A PPP de Braga, um caso de polícia, como eu lhe chamei muitas vezes. Foi em 2008, na antecâmara das últimas eleições autárquicas em que o anterior presidente pôde concorrer. Para concretizar um conjunto de investimentos na altura de 65 milhões de euros, sobretudo em infraestruturas desportivas, campos de futebol que iriam ser relvados, que iriam ter bancadas e balneários, em vez de se socorrer do financiamento – para o qual a câmara até tinha capacidade de endividamento – foi gizado um modelo de criação de uma sociedade veículo ao qual a câmara entregou os imóveis, a sociedade veículo endividou-se, fez as obras, de acordo com os parceiros privados que tomaram a posição nessa sociedade veículo, portanto, sem concurso público adicional que não esse inicial. Houve logo ali uma alocação de um bolo de obras a essas mesmas empresas e depois havia a celebração de contratos de arrendamento de 25 anos com o município para usufruto dessas infraestruturas renovadas.
O modelo financeiro era absolutamente ruinoso porque estamos a falar de contratos que representavam 65 milhões de euros. Não foram feitos os 65 milhões, até porque eu, quando fui eleito, travei muitos dos projetos que estavam nesse pacote. Foram feitos, do plano inicial, 35, esses 35 na verdade custaram 45, e do ponto de vista das vendas, tinham um plano de rendas de mais de 150 milhões de euros durante os 25 anos.
É uma yield considerável.
É uma yield que eu gostaria, como investidor, de ter, como pagante não achei tanta piada, mas tive que o suportar e a verdade é que esse foi um processo que eu andei a pagar durante muitos anos.
E quanto é que acabou por custar à Câmara?

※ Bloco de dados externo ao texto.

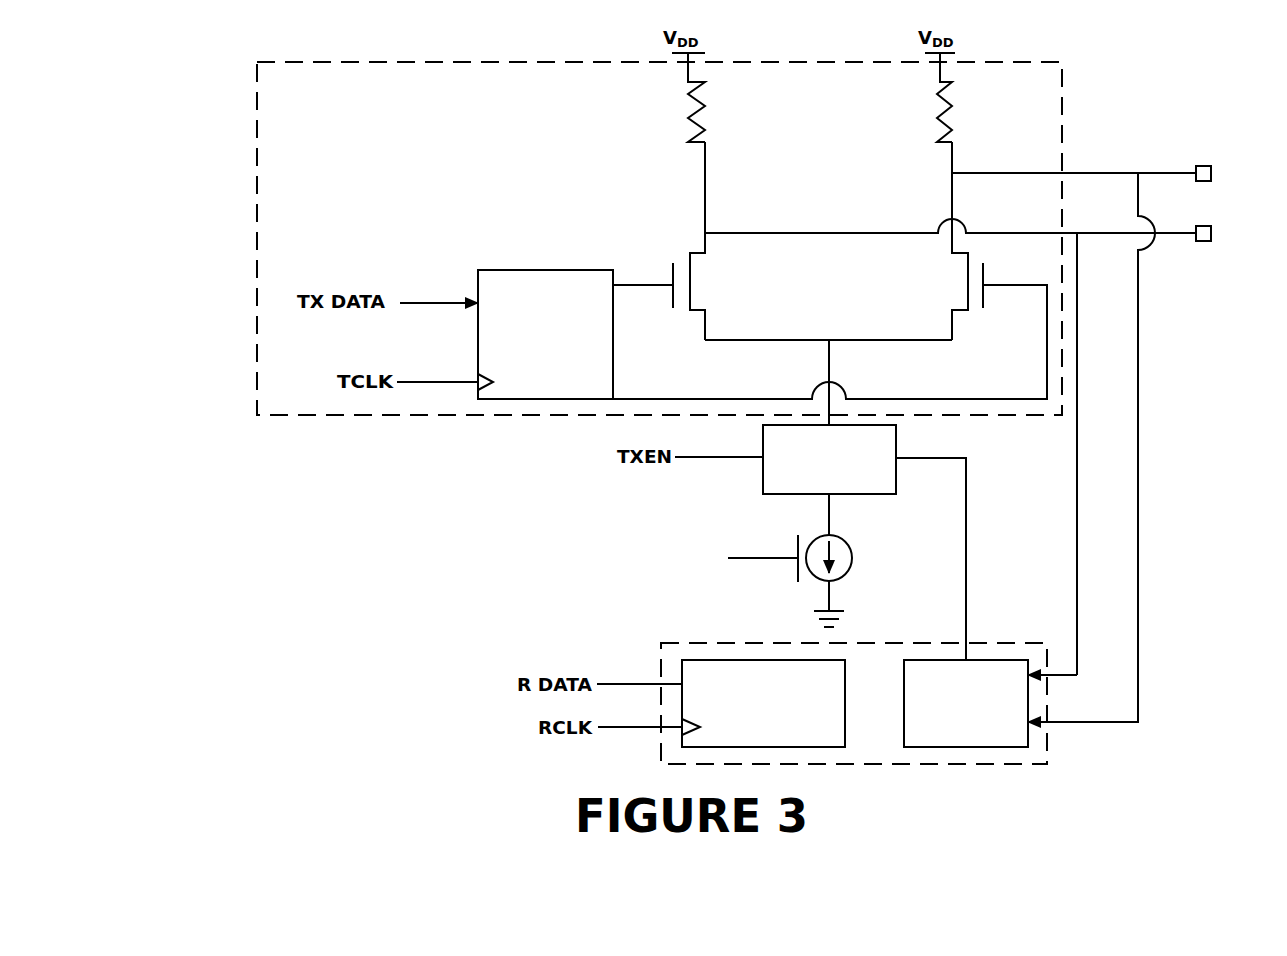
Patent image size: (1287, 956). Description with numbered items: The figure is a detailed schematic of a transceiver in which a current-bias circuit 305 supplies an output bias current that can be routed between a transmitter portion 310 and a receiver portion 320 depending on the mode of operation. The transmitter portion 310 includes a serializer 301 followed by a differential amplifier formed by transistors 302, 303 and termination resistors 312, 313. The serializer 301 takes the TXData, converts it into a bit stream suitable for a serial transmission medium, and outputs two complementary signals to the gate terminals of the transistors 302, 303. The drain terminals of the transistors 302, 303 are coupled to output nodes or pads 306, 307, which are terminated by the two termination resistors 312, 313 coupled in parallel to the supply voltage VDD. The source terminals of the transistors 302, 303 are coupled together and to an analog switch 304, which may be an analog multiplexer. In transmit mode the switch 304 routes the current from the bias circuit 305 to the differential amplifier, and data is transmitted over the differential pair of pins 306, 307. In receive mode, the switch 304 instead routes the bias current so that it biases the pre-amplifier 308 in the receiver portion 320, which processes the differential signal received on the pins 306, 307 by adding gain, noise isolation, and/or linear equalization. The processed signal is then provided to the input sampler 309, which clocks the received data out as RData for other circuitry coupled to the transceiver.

The serializer 301 is at (563, 357).
The transistor 302 is at (680, 251).
The transistor 303 is at (979, 251).
The analog switch 304 is at (846, 481).
The current-bias circuit 305 is at (855, 559).
The output node or pad 306 is at (1214, 172).
The output node or pad 307 is at (1214, 234).
The pre-amplifier 308 is at (982, 726).
The input sampler 309 is at (779, 737).
The transmitter portion 310 is at (307, 93).
The termination resistor 312 is at (682, 117).
The termination resistor 313 is at (932, 117).
The receiver portion 320 is at (896, 758).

Teremos afeto a esse projeto quase 110 milhões de euros. Poupámos já nesta fase final cerca de 30. Se ele tivesse sido viabilizado essa liquidação mais cedo pelo então ministro Mário Centeno, teríamos poupado cerca de 80 milhões. Ele preferiu manter essa despesa. Até há um dado curioso, porque ainda recentemente saiu uma notícia sobre o nível de endividamento das câmaras. Na verdade, a Câmara de Braga tem uma dívida muito menor do que aquela que tinha em 2013. Só que em 2013 não estava refletida nas contas porque essa dívida da parceria público-privada estava escondida debaixo do tapete.
Estava fora do perímetro da câmara?
Fora do perímetro e não entrava para a contabilidade da Câmara, mas existia e não podíamos anulá-lo.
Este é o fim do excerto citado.